寺神戸 亮(てらかど りょう)さんは日本を代表するバロック・バイオリン奏者だ。
寺神戸さんのこともバロック・バイオリンという楽器のことも私は知らなかったが、お世話になっている外科医のT先生から寺神戸さんのコンサートがあると伺い、演奏を聴きに行った。

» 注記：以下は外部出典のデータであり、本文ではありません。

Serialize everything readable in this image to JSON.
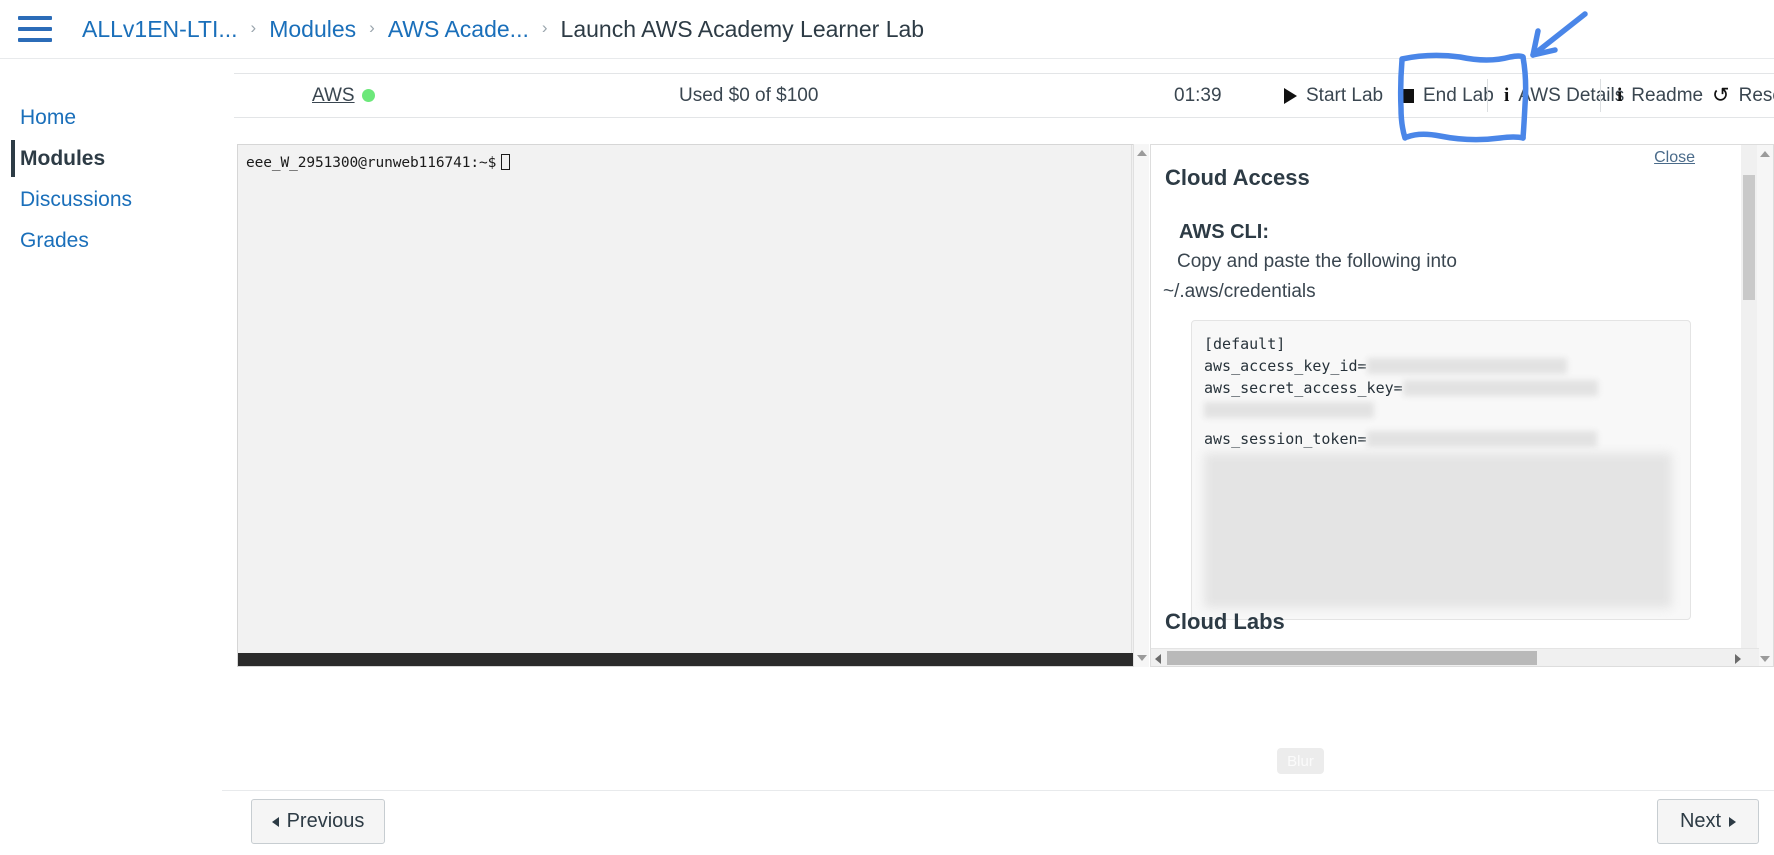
{
  "breadcrumb": {
    "items": [
      {
        "label": "ALLv1EN-LTI...",
        "current": false
      },
      {
        "label": "Modules",
        "current": false
      },
      {
        "label": "AWS Acade...",
        "current": false
      },
      {
        "label": "Launch AWS Academy Learner Lab",
        "current": true
      }
    ],
    "separator": "›",
    "menu_icon": "hamburger-menu-icon"
  },
  "sidebar": {
    "items": [
      {
        "label": "Home",
        "active": false
      },
      {
        "label": "Modules",
        "active": true
      },
      {
        "label": "Discussions",
        "active": false
      },
      {
        "label": "Grades",
        "active": false
      }
    ]
  },
  "labbar": {
    "aws_link": "AWS",
    "aws_status_color": "#6ce87a",
    "used_credit": "Used $0 of $100",
    "timer": "01:39",
    "start_lab": "Start Lab",
    "end_lab": "End Lab",
    "aws_details": "AWS Details",
    "readme": "Readme",
    "reset": "Reset",
    "reset_icon": "↺",
    "fullscreen_icon": "⬌",
    "info_icon": "i"
  },
  "terminal": {
    "prompt": "eee_W_2951300@runweb116741:~$"
  },
  "details_panel": {
    "close_label": "Close",
    "heading": "Cloud Access",
    "cli_heading": "AWS CLI:",
    "cli_instruction_line1": "Copy and paste the following into",
    "cli_instruction_line2": "~/.aws/credentials",
    "credentials": [
      {
        "text": "[default]",
        "redacted": false
      },
      {
        "text": "aws_access_key_id=",
        "redacted": true
      },
      {
        "text": "aws_secret_access_key=",
        "redacted": true
      },
      {
        "text": "aws_session_token=",
        "redacted": true
      }
    ],
    "labs_heading": "Cloud Labs"
  },
  "blur_badge": {
    "label": "Blur"
  },
  "pager": {
    "previous": "Previous",
    "next": "Next"
  },
  "annotation": {
    "color": "#4a86e8",
    "shapes": "hand-drawn-rectangle-around-aws-details-with-arrow"
  }
}
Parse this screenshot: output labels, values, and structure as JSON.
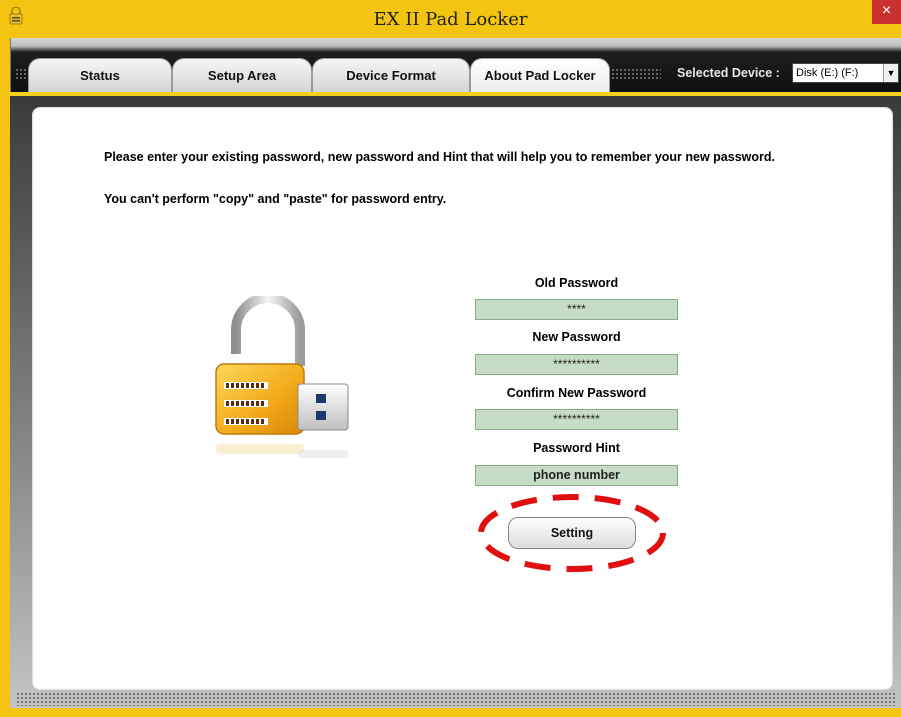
{
  "window": {
    "title": "EX II Pad Locker",
    "close_glyph": "×",
    "icon": "lock-app-icon"
  },
  "tabs": [
    {
      "label": "Status",
      "active": false
    },
    {
      "label": "Setup Area",
      "active": false
    },
    {
      "label": "Device Format",
      "active": false
    },
    {
      "label": "About Pad Locker",
      "active": true
    }
  ],
  "device": {
    "label": "Selected Device :",
    "value": "Disk (E:) (F:)",
    "arrow": "▼"
  },
  "instructions": {
    "line1": "Please enter your existing password, new password and Hint that will help you to remember your new password.",
    "line2": "You can't perform \"copy\" and \"paste\" for password entry."
  },
  "form": {
    "old_password_label": "Old Password",
    "old_password_value": "****",
    "new_password_label": "New Password",
    "new_password_value": "**********",
    "confirm_password_label": "Confirm New Password",
    "confirm_password_value": "**********",
    "hint_label": "Password Hint",
    "hint_value": "phone number",
    "button_label": "Setting"
  },
  "colors": {
    "accent_yellow": "#f3c410",
    "field_green": "#c4ddc4",
    "highlight_red": "#e01010",
    "close_red": "#c7322f"
  }
}
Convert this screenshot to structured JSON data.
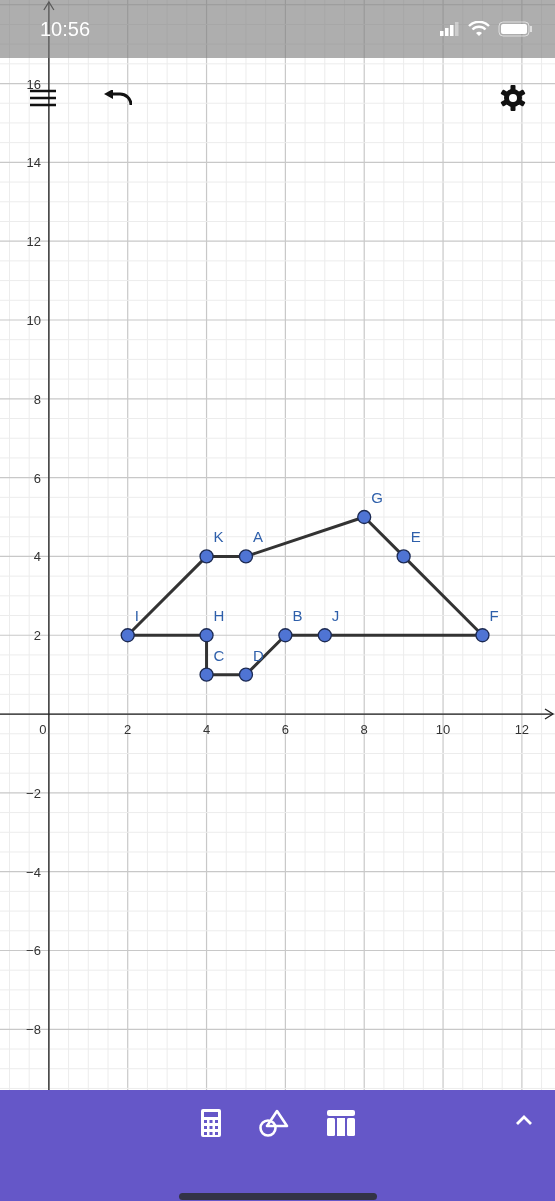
{
  "status_bar": {
    "time": "10:56"
  },
  "graph": {
    "chart_data": {
      "type": "scatter",
      "grid": true,
      "x": [
        2,
        4,
        5,
        8,
        9,
        11,
        7,
        6,
        5,
        4,
        4
      ],
      "series": [
        {
          "color": "#4f74d4",
          "values": [
            2,
            4,
            4,
            5,
            4,
            2,
            2,
            2,
            1,
            1,
            2
          ]
        }
      ],
      "xlim": [
        -1.24,
        12.84
      ],
      "ylim": [
        -9.54,
        18.12
      ],
      "xticks": [
        {
          "value": 0,
          "label": "0"
        },
        2,
        4,
        6,
        8,
        10,
        12
      ],
      "yticks": [
        {
          "value": -8,
          "label": "−8"
        },
        {
          "value": -6,
          "label": "−6"
        },
        {
          "value": -4,
          "label": "−4"
        },
        {
          "value": -2,
          "label": "−2"
        },
        2,
        4,
        6,
        8,
        10,
        12,
        14,
        16
      ],
      "annotations": [
        {
          "text": "I",
          "x": 2,
          "y": 2
        },
        {
          "text": "K",
          "x": 4,
          "y": 4
        },
        {
          "text": "A",
          "x": 5,
          "y": 4
        },
        {
          "text": "G",
          "x": 8,
          "y": 5
        },
        {
          "text": "E",
          "x": 9,
          "y": 4
        },
        {
          "text": "F",
          "x": 11,
          "y": 2
        },
        {
          "text": "J",
          "x": 7,
          "y": 2
        },
        {
          "text": "B",
          "x": 6,
          "y": 2
        },
        {
          "text": "D",
          "x": 5,
          "y": 1
        },
        {
          "text": "C",
          "x": 4,
          "y": 1
        },
        {
          "text": "H",
          "x": 4,
          "y": 2
        }
      ]
    }
  }
}
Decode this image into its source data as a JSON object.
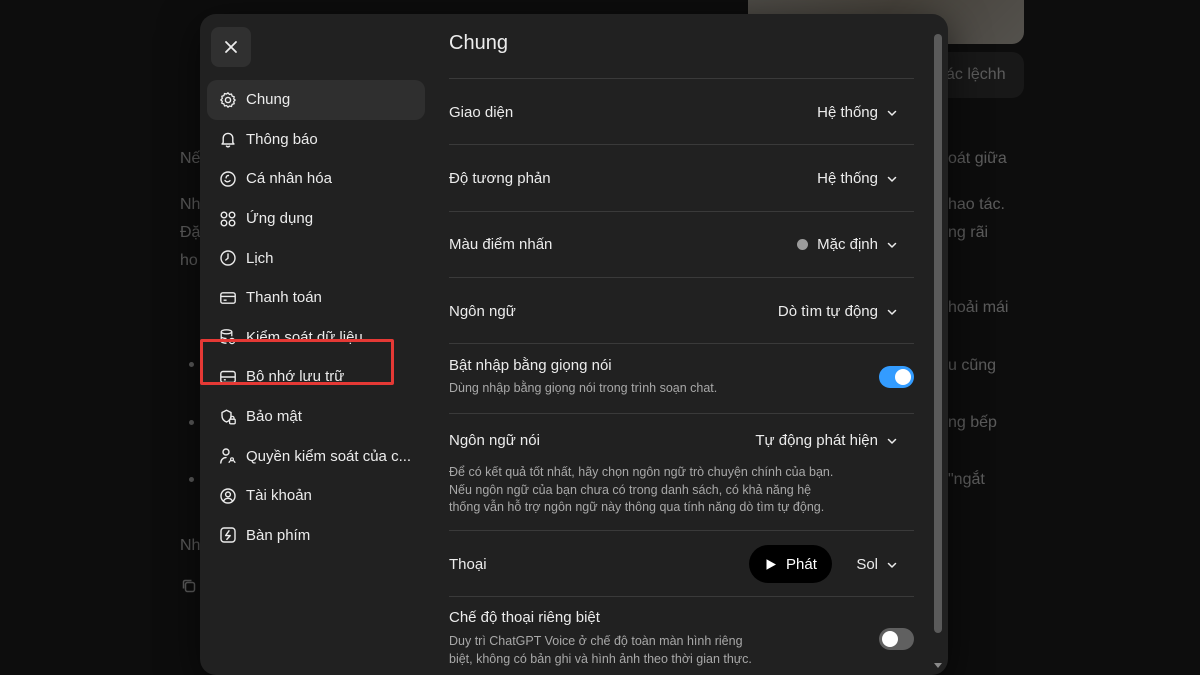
{
  "background": {
    "pill_text": "ác lệchh",
    "fragments": [
      "Nế",
      "Nh",
      "Đặ",
      "ho",
      "Nh",
      "oát giữa",
      "hao tác.",
      "ng rãi",
      "hoải mái",
      "u cũng",
      "ng bếp",
      "\"ngắt"
    ]
  },
  "close_button": {
    "icon": "close-icon"
  },
  "sidebar": {
    "items": [
      {
        "label": "Chung",
        "icon": "gear-icon",
        "active": true
      },
      {
        "label": "Thông báo",
        "icon": "bell-icon"
      },
      {
        "label": "Cá nhân hóa",
        "icon": "personalize-icon"
      },
      {
        "label": "Ứng dụng",
        "icon": "apps-grid-icon"
      },
      {
        "label": "Lịch",
        "icon": "clock-icon"
      },
      {
        "label": "Thanh toán",
        "icon": "credit-card-icon"
      },
      {
        "label": "Kiểm soát dữ liệu",
        "icon": "database-settings-icon"
      },
      {
        "label": "Bộ nhớ lưu trữ",
        "icon": "storage-icon"
      },
      {
        "label": "Bảo mật",
        "icon": "security-icon"
      },
      {
        "label": "Quyền kiểm soát của c...",
        "icon": "parental-controls-icon"
      },
      {
        "label": "Tài khoản",
        "icon": "account-icon"
      },
      {
        "label": "Bàn phím",
        "icon": "keyboard-icon"
      }
    ],
    "highlighted_item": "Thanh toán",
    "highlight_color": "#e53935"
  },
  "content": {
    "title": "Chung",
    "settings": {
      "appearance": {
        "label": "Giao diện",
        "value": "Hệ thống"
      },
      "contrast": {
        "label": "Độ tương phản",
        "value": "Hệ thống"
      },
      "accent": {
        "label": "Màu điểm nhấn",
        "value": "Mặc định",
        "swatch_color": "#9b9b9b"
      },
      "language": {
        "label": "Ngôn ngữ",
        "value": "Dò tìm tự động"
      },
      "voice_input": {
        "label": "Bật nhập bằng giọng nói",
        "description": "Dùng nhập bằng giọng nói trong trình soạn chat.",
        "enabled": true
      },
      "spoken_language": {
        "label": "Ngôn ngữ nói",
        "value": "Tự động phát hiện",
        "description_lines": [
          "Để có kết quả tốt nhất, hãy chọn ngôn ngữ trò chuyện chính của bạn.",
          "Nếu ngôn ngữ của bạn chưa có trong danh sách, có khả năng hệ",
          "thống vẫn hỗ trợ ngôn ngữ này thông qua tính năng dò tìm tự động."
        ]
      },
      "voice": {
        "label": "Thoại",
        "play_label": "Phát",
        "value": "Sol"
      },
      "separate_voice_mode": {
        "label": "Chế độ thoại riêng biệt",
        "description_lines": [
          "Duy trì ChatGPT Voice ở chế độ toàn màn hình riêng",
          "biệt, không có bản ghi và hình ảnh theo thời gian thực."
        ],
        "enabled": false
      }
    }
  },
  "colors": {
    "modal_bg": "#212121",
    "active_nav_bg": "#2f2f2f",
    "toggle_on": "#339cff",
    "toggle_off": "#606060"
  }
}
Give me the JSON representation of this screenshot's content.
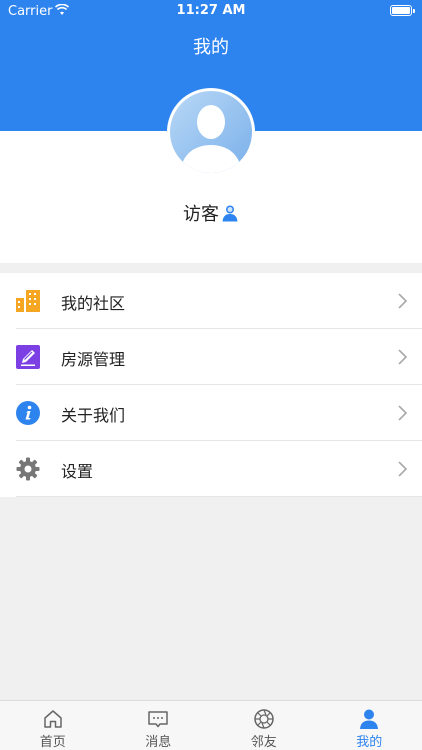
{
  "status_bar": {
    "carrier": "Carrier",
    "time": "11:27 AM"
  },
  "nav": {
    "title": "我的"
  },
  "profile": {
    "username": "访客"
  },
  "menu": {
    "items": [
      {
        "label": "我的社区",
        "icon": "community-building-icon"
      },
      {
        "label": "房源管理",
        "icon": "edit-pen-icon"
      },
      {
        "label": "关于我们",
        "icon": "info-icon"
      },
      {
        "label": "设置",
        "icon": "gear-icon"
      }
    ]
  },
  "tabbar": {
    "tabs": [
      {
        "label": "首页",
        "icon": "home-icon"
      },
      {
        "label": "消息",
        "icon": "message-icon"
      },
      {
        "label": "邻友",
        "icon": "neighbor-aperture-icon"
      },
      {
        "label": "我的",
        "icon": "user-icon"
      }
    ],
    "active": "我的"
  },
  "colors": {
    "primary": "#2e84ef",
    "background": "#f0f0f0",
    "community_icon": "#f5a623",
    "edit_icon": "#7b3fe4",
    "info_icon": "#2e84ef",
    "gear_icon": "#777777"
  }
}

T先生は寺神戸さんと長い親交があり、素晴らしい演奏だから、とにかく一度聴いてみて下さいとおっしゃっていたのだが、その言葉通り、バロック・バイオリン独特の柔らかな音色が小さなチャペルのような近江楽堂に鳴り響き、とても気持ち良くて感動した。又、目の前で演奏されている寺神戸さんの左手と右手がハッキリ見え、良くぞこんなに細かく、しかし滑らかに動くものだと感心した。それにしても、寺神戸さんが身体全体でバイオリンを優しく包み込むように持っておられるように見え、このバイオリンは幸せだなと思ってしまった。
人馬一体ということばがあるが、寺神戸さんがバイオリンの機能や持ち味を引き出しておられるのか、バイオリンが寺神戸さんの感性と能力を引き出しているのか、それが分からなくなるほど寺神戸さんとバイオリンも一体になっておられたように見えた。寺神戸さんのような名手にはなれないが、私もせめて練習には真面目に取り組もうと思う。